Following 18 months of Brexit uncertainty and wavering markets, 2018 begins with a more positive outlook for the future; the news is filled of reports of record stock market growth, a decline in unemployment and predictions of prosperity from the World Bank. Are we right to expect good times in the near future, or is this all merely new year hopeful positivity? Alexander Charles Associates gives its predictions for 2018 and the mood is a little more circumspect, we’re opting for cautious optimism.
The Good News
The stock markets opened in 2018 by hitting record highs, according to a news article from the BBC (http://www.bbc.co.uk/news/business-42579028) there are three key reasons for this ‘Goldilocks’ moment. Firstly, gentle recovery in economic growth is taking place (increasing demand for products) across the major drivers of the world economy, namely America, the Eurozone and Japan coupled with the emerging Asian markets; secondly, continuing stable expansion in China and thirdly, an apparent lack of increasing inflationary pressures, meaning interest rates are likely to remain at close to historically low levels. Further good news comes from the World Bank but it is tempered with concerns about the long-term view. The Bank’s latest forecast reveals that growth is likely to speed up this year, especially as is was stronger than expected in 2017; predictions indicate that the world economy will expand by 3.1% during 2018 before slowing slightly, meaning any gains in living standards and poverty reduction is likely to be at risk in the longer-term. In the 3rd quarter of 2017 we reported on the record UK employment levels (http://alexander-charles.co.uk/uk-experiences-highest-employment-levels-since-records-began/) which remained at the 75.1% high throughout the August to October 2017 period. Of particular interest in the UK job market is the manufacturing sector, the output is expanding at its fastest rate since early 2008 after recording a seventh consecutive month of growth in November. Renewable energy projects, boats, aeroplanes and cars for export helped make output 3.9% higher in the three months to November than in 2016. The Office for National Statistics further shows that industrial output rose by 0.4% in November.
The Bad News
Whilst manufacturing output growth is picking up speed, construction output in the three months to November fell by 2%, compared with the previous three months (the industry’s biggest quarterly fall since August 2012) with the only positive aspect being a 1.2% increase in new housing.
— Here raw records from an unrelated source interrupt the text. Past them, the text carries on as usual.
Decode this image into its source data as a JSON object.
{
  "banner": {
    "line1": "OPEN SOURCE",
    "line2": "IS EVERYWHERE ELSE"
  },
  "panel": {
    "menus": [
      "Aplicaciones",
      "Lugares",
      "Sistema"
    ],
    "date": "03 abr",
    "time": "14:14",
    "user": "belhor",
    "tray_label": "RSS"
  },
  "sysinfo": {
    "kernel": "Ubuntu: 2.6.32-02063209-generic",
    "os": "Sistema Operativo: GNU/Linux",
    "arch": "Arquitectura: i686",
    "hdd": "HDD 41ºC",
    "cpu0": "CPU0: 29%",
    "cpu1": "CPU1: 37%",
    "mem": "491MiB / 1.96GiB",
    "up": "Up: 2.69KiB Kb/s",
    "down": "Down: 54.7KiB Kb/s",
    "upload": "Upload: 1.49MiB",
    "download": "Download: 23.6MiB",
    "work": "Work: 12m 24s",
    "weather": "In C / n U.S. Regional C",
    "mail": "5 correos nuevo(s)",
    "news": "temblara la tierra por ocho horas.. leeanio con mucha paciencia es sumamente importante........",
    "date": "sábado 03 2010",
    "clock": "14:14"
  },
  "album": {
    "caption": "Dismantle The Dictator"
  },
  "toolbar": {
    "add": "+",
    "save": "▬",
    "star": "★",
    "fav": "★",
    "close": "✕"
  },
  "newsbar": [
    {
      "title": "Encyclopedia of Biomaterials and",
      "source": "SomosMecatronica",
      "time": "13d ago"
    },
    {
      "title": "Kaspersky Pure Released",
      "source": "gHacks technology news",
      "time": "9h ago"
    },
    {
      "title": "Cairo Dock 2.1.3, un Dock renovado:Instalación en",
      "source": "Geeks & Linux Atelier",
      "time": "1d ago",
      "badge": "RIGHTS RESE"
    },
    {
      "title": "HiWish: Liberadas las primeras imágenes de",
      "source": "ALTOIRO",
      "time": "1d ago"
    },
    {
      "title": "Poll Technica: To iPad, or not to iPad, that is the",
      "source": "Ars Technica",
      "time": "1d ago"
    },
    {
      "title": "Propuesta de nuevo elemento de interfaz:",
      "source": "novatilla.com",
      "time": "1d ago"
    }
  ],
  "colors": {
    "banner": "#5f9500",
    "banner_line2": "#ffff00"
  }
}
The growth in current car manufacturing may also be short lived as following the example of the French government, Britain is to ban all new petrol and diesel cars and vans from 2040 amid fears that rising levels of nitrogen oxide pose a major risk to public health. The financial sector continues to be affected by Brexit uncertainty, the mass panic some predicted didn’t occur but firms continue to operate with caution especially in the case of private equity. This week Lyceum Capital (UK mid-market investor) called time on its current fundraising effort and they have decided that future investment will be on a deal-by-deal basis. This will mean job cuts at the investor, but it may also be indicative of a wider issue as investors operate more cautiously whilst Brexit negotiations are ongoing. The Brexit process continues to be shrouded in uncertainty with the chair of the Treasury select committee currently seeking clarification from HMRC regarding the proposed new VAT rules and their implications, as part of the new Customs Bill which plans to change how imports from the EU will be treated post-Brexit. The Bill is due for its second reading in the House of Commons next week.
Whilst 2018 is not likely to be all doom and gloom, and there will be opportunities to prosper, cautious optimism is advised. The current period of boom in certain sectors and markets may not remain stable in the longer term; similarly, the lack of clarity on the Brexit process has led to very short-term planning as investors feel unable to predict long-term trends in such a climate of uncertainty.